Multivariate Split Testing
The other type of split-testing (and more complicated) is called multivariate split testing. This is a split test where you are altering more than two elements in the same test (more than just pages A and B). Whereas A/B split tests just test one page against another, a multi-variable test can test any number of combinations. For example, you could test a number of different headlines, different images, different open paragraphs – whatever.
It works by dynamically inserting different test blocks into your landing page. For example, you would have your different headlines set up in your split testing system. In your landing page HTML, you would have some code which will dynamically pull in different headlines. Your testing system would then test all headlines and see which one performs better. If you are simultaneously testing other page elements (such as image placement), then the system will rotate these as well. Over time, the system will determine which combination of page elements converts best.
Multi-variable testing is more complex, but there is software to do it for you. Also, the more things you’re testing at once, the longer it will take to get meaningful test results. So, while you can load it up with all kinds of things, it is best to still limit your test elements.
If you run a test for split testing software, you’ll get a lot of different options. However, for most people, I recommend you just use Google Website Optimizer. It is a service of Google and it is FREE. How cool is that?

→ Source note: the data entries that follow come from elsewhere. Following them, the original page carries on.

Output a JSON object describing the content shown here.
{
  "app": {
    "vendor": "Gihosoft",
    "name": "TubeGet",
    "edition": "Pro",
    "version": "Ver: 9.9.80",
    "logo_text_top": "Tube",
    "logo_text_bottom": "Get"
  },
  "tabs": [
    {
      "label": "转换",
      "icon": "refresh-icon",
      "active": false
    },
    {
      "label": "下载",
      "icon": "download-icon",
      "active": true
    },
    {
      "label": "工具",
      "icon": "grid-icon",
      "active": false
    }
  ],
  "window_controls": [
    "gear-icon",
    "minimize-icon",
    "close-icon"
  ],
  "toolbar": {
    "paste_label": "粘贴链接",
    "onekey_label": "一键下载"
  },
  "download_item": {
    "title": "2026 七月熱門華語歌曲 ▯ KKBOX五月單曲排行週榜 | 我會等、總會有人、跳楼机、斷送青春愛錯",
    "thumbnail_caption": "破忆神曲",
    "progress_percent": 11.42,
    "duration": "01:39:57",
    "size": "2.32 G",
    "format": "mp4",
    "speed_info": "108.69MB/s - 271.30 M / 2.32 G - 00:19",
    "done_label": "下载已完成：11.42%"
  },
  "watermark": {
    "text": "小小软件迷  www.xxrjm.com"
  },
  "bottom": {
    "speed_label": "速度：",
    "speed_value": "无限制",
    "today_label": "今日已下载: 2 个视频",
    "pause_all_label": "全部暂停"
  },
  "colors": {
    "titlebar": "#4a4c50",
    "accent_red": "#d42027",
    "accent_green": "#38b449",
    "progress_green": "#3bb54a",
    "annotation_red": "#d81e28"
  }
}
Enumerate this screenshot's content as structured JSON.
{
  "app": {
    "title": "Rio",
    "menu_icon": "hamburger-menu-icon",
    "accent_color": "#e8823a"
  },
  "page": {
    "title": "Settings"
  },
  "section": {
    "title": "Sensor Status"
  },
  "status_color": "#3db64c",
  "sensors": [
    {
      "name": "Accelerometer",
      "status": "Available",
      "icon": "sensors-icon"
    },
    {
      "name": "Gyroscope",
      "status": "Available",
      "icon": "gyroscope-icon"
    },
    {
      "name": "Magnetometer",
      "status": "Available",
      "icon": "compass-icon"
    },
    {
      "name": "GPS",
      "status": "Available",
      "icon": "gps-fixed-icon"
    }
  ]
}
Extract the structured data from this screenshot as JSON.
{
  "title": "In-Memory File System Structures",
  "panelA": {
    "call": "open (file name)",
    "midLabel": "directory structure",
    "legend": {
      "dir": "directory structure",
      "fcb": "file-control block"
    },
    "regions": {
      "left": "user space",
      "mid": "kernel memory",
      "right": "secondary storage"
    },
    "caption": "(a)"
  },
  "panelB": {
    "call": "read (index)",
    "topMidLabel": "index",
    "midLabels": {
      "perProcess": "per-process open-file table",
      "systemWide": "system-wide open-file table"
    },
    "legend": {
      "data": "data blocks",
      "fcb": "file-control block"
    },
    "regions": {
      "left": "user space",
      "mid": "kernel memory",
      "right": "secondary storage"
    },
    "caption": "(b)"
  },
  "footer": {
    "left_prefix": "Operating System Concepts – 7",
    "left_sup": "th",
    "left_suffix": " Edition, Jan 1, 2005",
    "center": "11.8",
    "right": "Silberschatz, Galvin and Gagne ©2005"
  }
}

Showing you how to use Website Optimizer is a subject for another post, however Google has done a pretty good job of dumbing it down. By going through the wizard they have set up, you can set up a split test on your site pretty easily.
Split Testing On a Blog?
Split tests are usually done on opt-in pages and sales pages. You don’t see too many people doing it on blogs. But, there isn’t any reason why you can’t. A few technical issues will need to be worked out, but it will work.
The thing to keep in mind, though, is that blogs are not always conducive to conversions. Blogs are great for publicity and building relationships with your audience. But, when it comes time for a sale, the blog can be a distraction. Ideally, pages designed to convert a reader into some goal of your’s should be simple and not cluttered up with a complex sidebar, banners, or anything like that. You want to force your readers to make a choice on whatever it is you got on offer.
If you keep that in mind, split testing gets a lot simpler. Trying to run split tests on an offer when your reader has a myriad of outbound links on your offer page is going to seem pretty fruitless.
So, more on this later! For now, this is a quick introduction to split testing. And I recommend you start playing around with Google Website Optimizer. It is a handy tool. Bookmark it. Any serious internet entrepreneur WILL use it eventually.